“ Trabajo  pintando la identidad de las personas, en retratos y desnudos, y pinto el mar.

Ambos temas forman parte de mi y gravitan alrededor del silencio.

La  naturaleza inmensa, fascinante, ya sea agua o carne y  mas silencio.
Ambos han marcado mi vida.

A veces alienante y vacío;  en ocasiones suicida.  El silencio también es rico, lleno de murmullos, de ecos que quizá sólo reverberan en mis oídos.

Silencio y  sexo: ésta infranqueable distancia final entre un ser humano y otro, ésta soledad en la que nuestro ser habita.

Karen Kruse muestra todo esto con colores expresivos y luz mediterránea. Esa luz que quedó grabada en su memoria dibujando la atmósfera de aquella habitación o aquel cuerpo, convertido así, en un mágico paisaje. Luz y color que sólo ella ve, que a través de ella  gritan sin ruido y forman la materia de la que se nutre el silencio.

Los retratos son para la artista un ejercicio agotador de conocimiento interno, de introspección solitaria e íntima. Amplía el conocimiento de sí misma a través del buceo en “el otro”, en un arriesgado viaje del que siempre vuelve enriquecida. En ellos el color se aleja de la realidad, huye de ella y busca el choque, la confrontación de los opuestos  en su forma más pura y violenta. Los verdes y rojos cohabitan en espacios imposibles.  “Quizá el color, la pincelada, los contrastes, varían en el pintor como varía el tono de nuestra voz según lo que estamos diciendo y a quien. Yo no pinto igual un retrato que una marina, cada tema me provoca una reacción distinta, un lenguaje diferente, un tono de voz desigual.
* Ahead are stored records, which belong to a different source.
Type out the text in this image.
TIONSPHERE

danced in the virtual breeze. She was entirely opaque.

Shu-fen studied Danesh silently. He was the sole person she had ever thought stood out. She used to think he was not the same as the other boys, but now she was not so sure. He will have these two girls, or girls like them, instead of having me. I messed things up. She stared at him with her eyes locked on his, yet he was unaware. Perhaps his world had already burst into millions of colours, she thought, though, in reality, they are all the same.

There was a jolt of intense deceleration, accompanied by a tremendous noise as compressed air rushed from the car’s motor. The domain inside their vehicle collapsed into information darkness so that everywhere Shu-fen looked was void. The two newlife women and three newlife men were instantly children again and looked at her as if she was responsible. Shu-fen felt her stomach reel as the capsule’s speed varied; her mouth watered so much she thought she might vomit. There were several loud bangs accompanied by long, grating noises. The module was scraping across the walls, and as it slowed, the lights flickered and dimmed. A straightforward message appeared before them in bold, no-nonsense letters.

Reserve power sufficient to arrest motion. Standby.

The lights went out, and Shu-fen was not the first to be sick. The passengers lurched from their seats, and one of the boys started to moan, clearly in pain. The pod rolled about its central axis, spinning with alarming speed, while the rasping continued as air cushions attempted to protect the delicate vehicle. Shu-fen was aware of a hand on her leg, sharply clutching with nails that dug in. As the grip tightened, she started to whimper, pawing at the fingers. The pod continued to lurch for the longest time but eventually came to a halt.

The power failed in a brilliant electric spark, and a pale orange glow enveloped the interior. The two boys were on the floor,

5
Precisamente porque mi relación con “ellos”, con mis cuadros, es una relación viva, pulsátil, que a veces se parece más a una lucha de la que, curiosamente, salgo vencedora y vencida a la vez."

Nada   despierta  su curiosidad como el ser humano, “un laberinto de puertas cerradas y contradicciones, único, en ocasiones descifrable.”
 
" Las marinas son una búsqueda de serenidad perdida que quizá sólo ha existido realmente en mi imaginación”
 
Todo aquello que quedó grabado en el recuerdo, con el mar siempre presente, son sus "paisajes internos".  Decía Benedetti  que "el mar no se avergüenza de sus náufragos, carece totalmente de conciencia y sin embargo atrae, tienta, llama, lame los territorios del suicida y cuenta historias de final oscuro".
Final oscuro.. o escapatoria, según se mire.

En las marinas de Karen Kruse el mar es un mar de silencios llenos de sal, de posibilidades... silencios tan serenos como perturbadoras son sus extensiones de carne. 

  "Nunca he creído que pintar fuese un  acto de comunicación, pinto porque necesito hacerlo como una función vital más y lo hago en un acto solitario  y obsesivo. 

 Cada uno de nosotros utiliza un método propio para conocerse a si mismo. El mío es pintar."  

La pintura de Karen es colorista, enigmática e invita cada vez a una lectura diferente. Su aparente y profunda sencillez muestra vitalidad, un mundo en silencio, cotidiano, intimo, un mundo en el que sumergirse y reconocerse. Sus paisajes nos invitan a perdernos en el gran silencio luminoso que todos llevamos dentro y nos seduce  a acudir a ellos en busca de lo que somos.